Acknowledged in: Exploring the associations between internet-based professional social networking and emotional distress

Jones J. (2016). Exploring the associations between internet-based professional social networking and emotional distress. Masters thesis, University of Pittsburgh. Retrieved from http://d-scholarship.pitt.edu/27542/


Abstract: Young professionals commonly use professional social networking websites. In light of emerging concerns regarding social networking use and emotional distress, the purpose of this study was to investigate the association between frequency of use of LinkedIn, the most commonly used professional social networking website, and depression and anxiety among young adults. In October 2014, we assessed a nationally-representative sample of 1,787 U.S. young adults between the ages of 19 to 32 regarding frequency of LinkedIn use, depression and anxiety, and socio-demographic covariates. We measured depression and anxiety using validated Patient-Reported Outcomes Measurement Information System measures. We used bivariable and multivariable logistic regression to assess the association between LinkedIn use and depression and anxiety while controlling for age, sex, race, relationship status, living situation, household income, education level, and overall social media use.

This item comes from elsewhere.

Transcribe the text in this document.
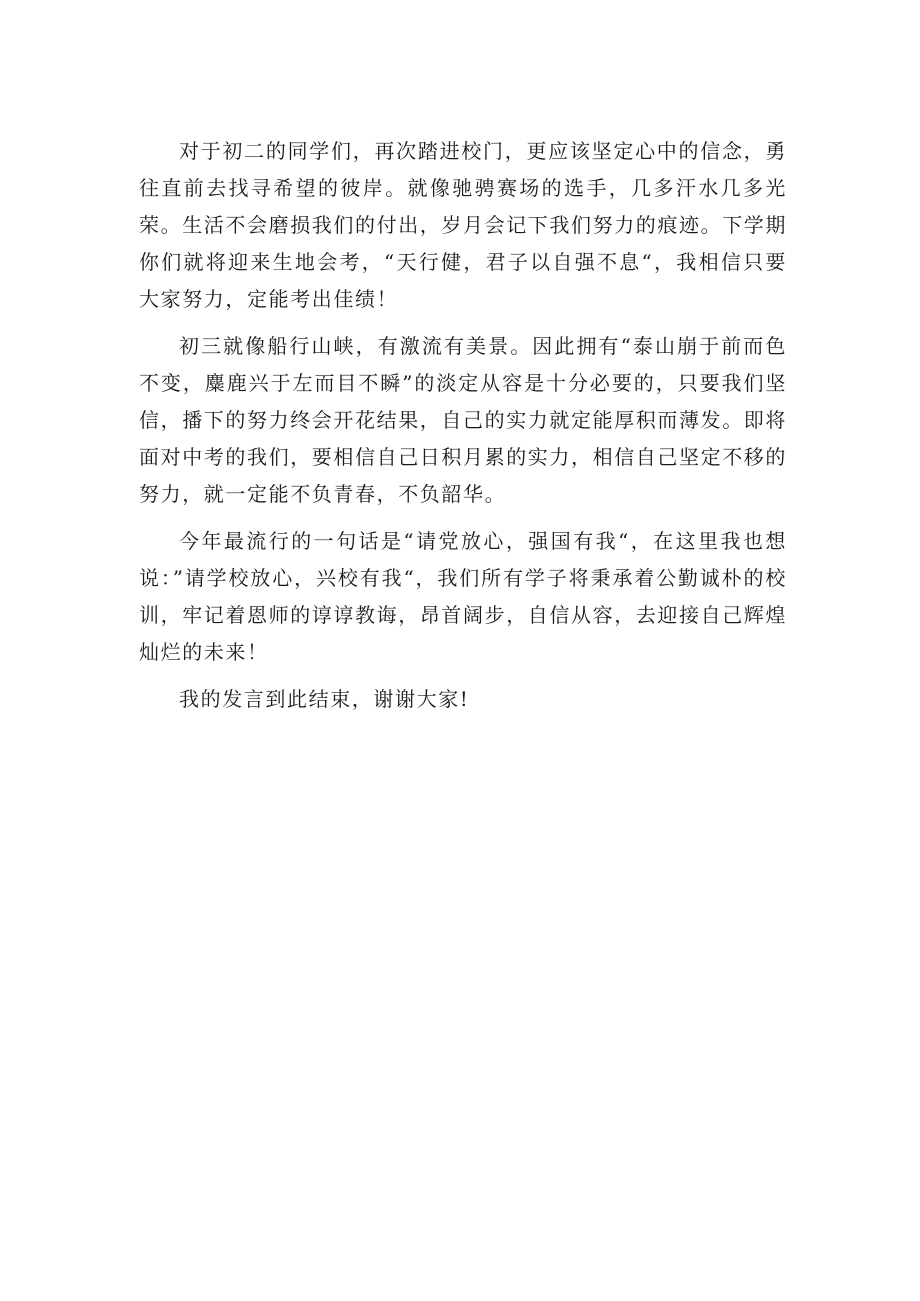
对于初二的同学们，再次踏进校门，更应该坚定心中的信念，勇往直前去找寻希望的彼岸。就像驰骋赛场的选手，几多汗水几多光荣。生活不会磨损我们的付出，岁月会记下我们努力的痕迹。下学期你们就将迎来生地会考，“天行健，君子以自强不息“，我相信只要大家努力，定能考出佳绩！

初三就像船行山峡，有激流有美景。因此拥有“泰山崩于前而色不变，麋鹿兴于左而目不瞬”的淡定从容是十分必要的，只要我们坚信，播下的努力终会开花结果，自己的实力就定能厚积而薄发。即将面对中考的我们，要相信自己日积月累的实力，相信自己坚定不移的努力，就一定能不负青春，不负韶华。

今年最流行的一句话是“请党放心，强国有我“，在这里我也想说：”请学校放心，兴校有我“，我们所有学子将秉承着公勤诚朴的校训，牢记着恩师的谆谆教诲，昂首阔步，自信从容，去迎接自己辉煌灿烂的未来！

我的发言到此结束，谢谢大家!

In weighted analyses, 72% of participants did not report the use of LinkedIn, 16% reported at least some use but less than once each week, and 12% reported use at least once per week. In multivariable analyses controlling for all covariates, compared with those who did not use LinkedIn, participants using LinkedIn at least once per week had significantly greater odds of increased depression (adjusted odds ratio [AOR] = 2.10, 95% confidence interval [CI] =1.31-3.38) and increased anxiety (AOR = 2.79, 95% CI = 1.72-4.53). LinkedIn use was significantly related to both outcomes in a dose-response fashion. As depression and anxiety become leading contributors to disability adjusted life years, it is important to recognize the implications of these disorders and acknowledge them as major public health problems. Future research should investigate directionality of the found association and possible reasons to better address the burden associated with depression and anxiety.